Saturday, October 22, 2011

Late...Again

Having an ADD mind can have a lot of benefits but the drawback I think I hate the most is lateness. Too often I walk into a building or room hanging my head in shame, trying to pretend like we meant to be late because we had an important errand to run or something.

I think I hit an all-time low recently when I was over an hour late meeting a friend who was angry because she was waiting for us all that time. I couldn't blame her and I felt so lame to utter tons of excuses as to why we were JUST getting there- Even though I did have a good reason in my defense. I mean, how do you explain ADD to someone who doesn't know? How bad do excuses sound on a regular day? Try adding the blame for some mysterious and misunderstood condition to each excuse you rattle off. It sounds just as much like BS to their ears as it does to yours.
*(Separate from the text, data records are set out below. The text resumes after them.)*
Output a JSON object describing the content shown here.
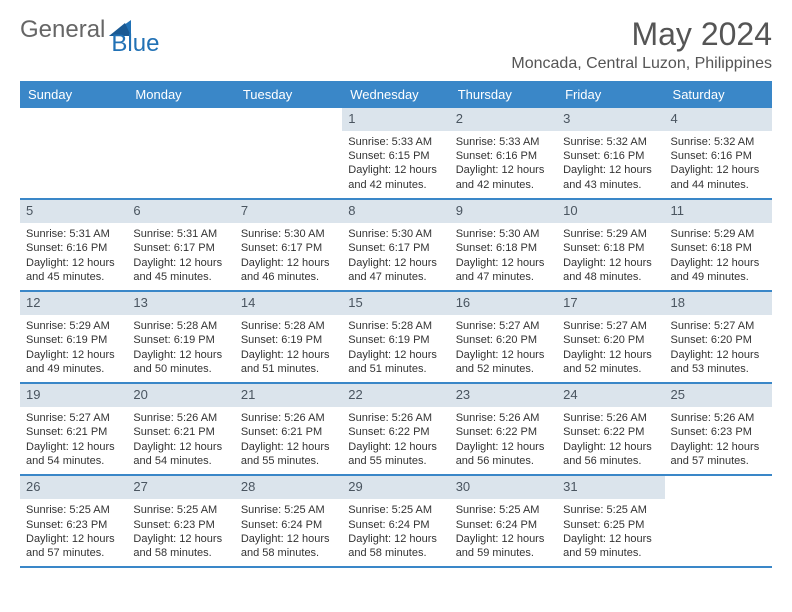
{
  "logo": {
    "gray": "General",
    "blue": "Blue"
  },
  "title": "May 2024",
  "location": "Moncada, Central Luzon, Philippines",
  "colors": {
    "header_bg": "#3a87c8",
    "header_text": "#ffffff",
    "daynum_bg": "#dbe4ec",
    "daynum_text": "#4a5560",
    "border": "#3a87c8",
    "body_bg": "#ffffff"
  },
  "day_labels": [
    "Sunday",
    "Monday",
    "Tuesday",
    "Wednesday",
    "Thursday",
    "Friday",
    "Saturday"
  ],
  "weeks": [
    [
      {
        "n": "",
        "sr": "",
        "ss": "",
        "dl": "",
        "empty": true
      },
      {
        "n": "",
        "sr": "",
        "ss": "",
        "dl": "",
        "empty": true
      },
      {
        "n": "",
        "sr": "",
        "ss": "",
        "dl": "",
        "empty": true
      },
      {
        "n": "1",
        "sr": "Sunrise: 5:33 AM",
        "ss": "Sunset: 6:15 PM",
        "dl": "Daylight: 12 hours and 42 minutes."
      },
      {
        "n": "2",
        "sr": "Sunrise: 5:33 AM",
        "ss": "Sunset: 6:16 PM",
        "dl": "Daylight: 12 hours and 42 minutes."
      },
      {
        "n": "3",
        "sr": "Sunrise: 5:32 AM",
        "ss": "Sunset: 6:16 PM",
        "dl": "Daylight: 12 hours and 43 minutes."
      },
      {
        "n": "4",
        "sr": "Sunrise: 5:32 AM",
        "ss": "Sunset: 6:16 PM",
        "dl": "Daylight: 12 hours and 44 minutes."
      }
    ],
    [
      {
        "n": "5",
        "sr": "Sunrise: 5:31 AM",
        "ss": "Sunset: 6:16 PM",
        "dl": "Daylight: 12 hours and 45 minutes."
      },
      {
        "n": "6",
        "sr": "Sunrise: 5:31 AM",
        "ss": "Sunset: 6:17 PM",
        "dl": "Daylight: 12 hours and 45 minutes."
      },
      {
        "n": "7",
        "sr": "Sunrise: 5:30 AM",
        "ss": "Sunset: 6:17 PM",
        "dl": "Daylight: 12 hours and 46 minutes."
      },
      {
        "n": "8",
        "sr": "Sunrise: 5:30 AM",
        "ss": "Sunset: 6:17 PM",
        "dl": "Daylight: 12 hours and 47 minutes."
      },
      {
        "n": "9",
        "sr": "Sunrise: 5:30 AM",
        "ss": "Sunset: 6:18 PM",
        "dl": "Daylight: 12 hours and 47 minutes."
      },
      {
        "n": "10",
        "sr": "Sunrise: 5:29 AM",
        "ss": "Sunset: 6:18 PM",
        "dl": "Daylight: 12 hours and 48 minutes."
      },
      {
        "n": "11",
        "sr": "Sunrise: 5:29 AM",
        "ss": "Sunset: 6:18 PM",
        "dl": "Daylight: 12 hours and 49 minutes."
      }
    ],
    [
      {
        "n": "12",
        "sr": "Sunrise: 5:29 AM",
        "ss": "Sunset: 6:19 PM",
        "dl": "Daylight: 12 hours and 49 minutes."
      },
      {
        "n": "13",
        "sr": "Sunrise: 5:28 AM",
        "ss": "Sunset: 6:19 PM",
        "dl": "Daylight: 12 hours and 50 minutes."
      },
      {
        "n": "14",
        "sr": "Sunrise: 5:28 AM",
        "ss": "Sunset: 6:19 PM",
        "dl": "Daylight: 12 hours and 51 minutes."
      },
      {
        "n": "15",
        "sr": "Sunrise: 5:28 AM",
        "ss": "Sunset: 6:19 PM",
        "dl": "Daylight: 12 hours and 51 minutes."
      },
      {
        "n": "16",
        "sr": "Sunrise: 5:27 AM",
        "ss": "Sunset: 6:20 PM",
        "dl": "Daylight: 12 hours and 52 minutes."
      },
      {
        "n": "17",
        "sr": "Sunrise: 5:27 AM",
        "ss": "Sunset: 6:20 PM",
        "dl": "Daylight: 12 hours and 52 minutes."
      },
      {
        "n": "18",
        "sr": "Sunrise: 5:27 AM",
        "ss": "Sunset: 6:20 PM",
        "dl": "Daylight: 12 hours and 53 minutes."
      }
    ],
    [
      {
        "n": "19",
        "sr": "Sunrise: 5:27 AM",
        "ss": "Sunset: 6:21 PM",
        "dl": "Daylight: 12 hours and 54 minutes."
      },
      {
        "n": "20",
        "sr": "Sunrise: 5:26 AM",
        "ss": "Sunset: 6:21 PM",
        "dl": "Daylight: 12 hours and 54 minutes."
      },
      {
        "n": "21",
        "sr": "Sunrise: 5:26 AM",
        "ss": "Sunset: 6:21 PM",
        "dl": "Daylight: 12 hours and 55 minutes."
      },
      {
        "n": "22",
        "sr": "Sunrise: 5:26 AM",
        "ss": "Sunset: 6:22 PM",
        "dl": "Daylight: 12 hours and 55 minutes."
      },
      {
        "n": "23",
        "sr": "Sunrise: 5:26 AM",
        "ss": "Sunset: 6:22 PM",
        "dl": "Daylight: 12 hours and 56 minutes."
      },
      {
        "n": "24",
        "sr": "Sunrise: 5:26 AM",
        "ss": "Sunset: 6:22 PM",
        "dl": "Daylight: 12 hours and 56 minutes."
      },
      {
        "n": "25",
        "sr": "Sunrise: 5:26 AM",
        "ss": "Sunset: 6:23 PM",
        "dl": "Daylight: 12 hours and 57 minutes."
      }
    ],
    [
      {
        "n": "26",
        "sr": "Sunrise: 5:25 AM",
        "ss": "Sunset: 6:23 PM",
        "dl": "Daylight: 12 hours and 57 minutes."
      },
      {
        "n": "27",
        "sr": "Sunrise: 5:25 AM",
        "ss": "Sunset: 6:23 PM",
        "dl": "Daylight: 12 hours and 58 minutes."
      },
      {
        "n": "28",
        "sr": "Sunrise: 5:25 AM",
        "ss": "Sunset: 6:24 PM",
        "dl": "Daylight: 12 hours and 58 minutes."
      },
      {
        "n": "29",
        "sr": "Sunrise: 5:25 AM",
        "ss": "Sunset: 6:24 PM",
        "dl": "Daylight: 12 hours and 58 minutes."
      },
      {
        "n": "30",
        "sr": "Sunrise: 5:25 AM",
        "ss": "Sunset: 6:24 PM",
        "dl": "Daylight: 12 hours and 59 minutes."
      },
      {
        "n": "31",
        "sr": "Sunrise: 5:25 AM",
        "ss": "Sunset: 6:25 PM",
        "dl": "Daylight: 12 hours and 59 minutes."
      },
      {
        "n": "",
        "sr": "",
        "ss": "",
        "dl": "",
        "empty": true
      }
    ]
  ]
}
And you can't possibly put it into a nutshell. I tried that for an inexperienced herbalist once and it didn't work so well. She ended up telling me I didn't have it, that I was normal but not getting enough sleep, and that I needed to stop clinging to labels. I wanted to laugh. Then I wanted to punch her in the face. Needless to say I ditched her pronto and will be more selective in screening future herbalists.

The messed up thing is, its symptoms are mostly normal behavior, tweaked just enough so that it drives you insane trying to figure out how in the world you can possibly tweak it back, on top of living life.
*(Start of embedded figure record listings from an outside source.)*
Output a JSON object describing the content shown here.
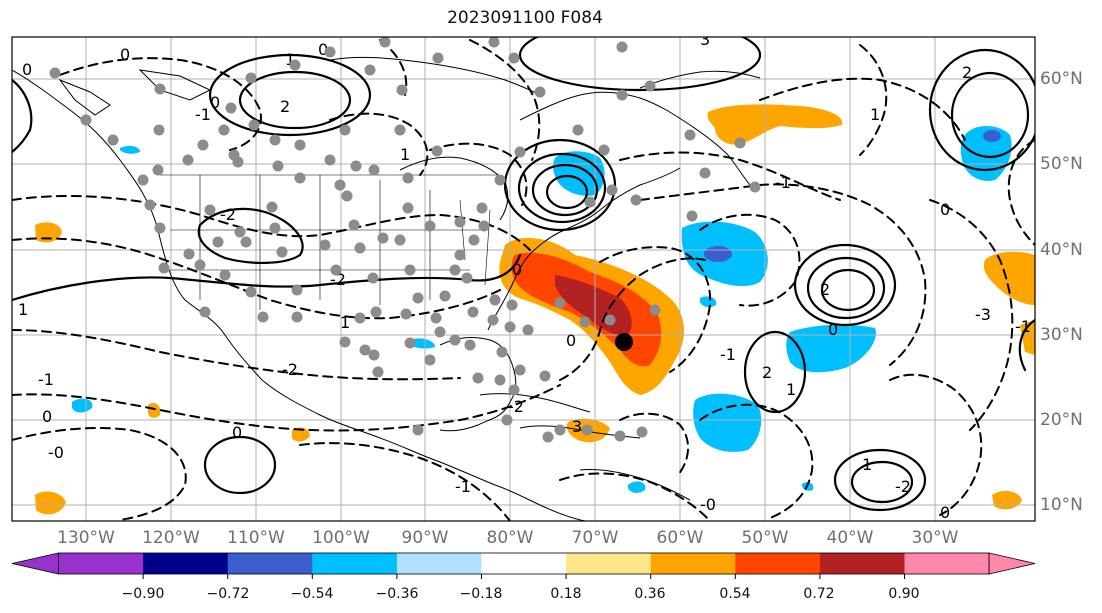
{
  "title": "2023091100 F084",
  "map": {
    "lon_labels": [
      "130°W",
      "120°W",
      "110°W",
      "100°W",
      "90°W",
      "80°W",
      "70°W",
      "60°W",
      "50°W",
      "40°W",
      "30°W"
    ],
    "lat_labels": [
      "60°N",
      "50°N",
      "40°N",
      "30°N",
      "20°N",
      "10°N"
    ],
    "contour_labels": [
      "0",
      "1",
      "-1",
      "2",
      "-2",
      "3",
      "-3",
      "0",
      "0",
      "2",
      "1",
      "1",
      "-1",
      "0",
      "-0",
      "-2",
      "1",
      "-2",
      "0",
      "-1",
      "-2",
      "0",
      "-1",
      "0",
      "-0",
      "0",
      "0",
      "3",
      "2",
      "-2",
      "1",
      "0",
      "-1",
      "1",
      "2",
      "0",
      "-1",
      "1"
    ],
    "colors": {
      "grid": "#b0b0b0",
      "coast": "#000000",
      "obs_marker": "#8c8c8c",
      "storm_center": "#000000"
    }
  },
  "colorbar": {
    "ticks": [
      "−0.90",
      "−0.72",
      "−0.54",
      "−0.36",
      "−0.18",
      "0.18",
      "0.36",
      "0.54",
      "0.72",
      "0.90"
    ],
    "colors": [
      "#9932cc",
      "#00008b",
      "#3a5fcd",
      "#00bfff",
      "#b0e2ff",
      "#ffffff",
      "#ffe68a",
      "#ffa500",
      "#ff4500",
      "#b22222",
      "#ff88aa"
    ]
  }
}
Saturday, October 15, 2011

My First Post

So I thought long and hard about what my first post would say and as a normal day in my life would have it, I've done a million different things and tended to as many distractions between now and then. As you may have guessed from the title, I am a Mom with ADH/D just trying to blend in and live life as normally as possible- which is probably exactly where I go wrong every day. Just as the world is not made for short people, neither is it conducive to those who struggle with every day tasks that should be easy.

Some friends of ours (our kids' friends) are visiting this evening and I was thinking about how envious I am that their bed time is 7pm. I wish I could get it together enough to make that happen consistently but every ADDer knows the only thing consistent in my life/our lives is inconsistency. Oh and my remarkable ability to be late to just about everything.

My kids are 4 & 6 and I'm amazed at their patience because I would have kicked me out a long time ago. They suffer because of my symptoms and I think this is the most hurtful thing of all about this condition. Due to inability to adequately plan, lay out my day and evening, and to have an accurate concept of time, they don't get enough rest and neither do I.

In my attempt to be normal, started out this school year (oh, I homeschool, did I mention that?) I laid out a new schedule for us in the hopes that I can just follow along every day but it ain't workin' out so well. Nap is always late, so that causes bed time to be late and if bed time is late, how do I ever achieve the goal of 7pm like most normal, healthy kids? This sleeplessness is really affecting their ability to remember what they learn, which is scary and makes me wonder on my bad days when I beat myself up if I'm cut out for this and maybe I should just send them to school.

But I know I'm their Mom and no one else can do any better for them because this is MY job and I'll try like crazy for their sake, if nothing else, to keep things as normal as possible for them. So we trudge on with trying to get the new schedule right...until Daylight Savings comes around (ugh!!).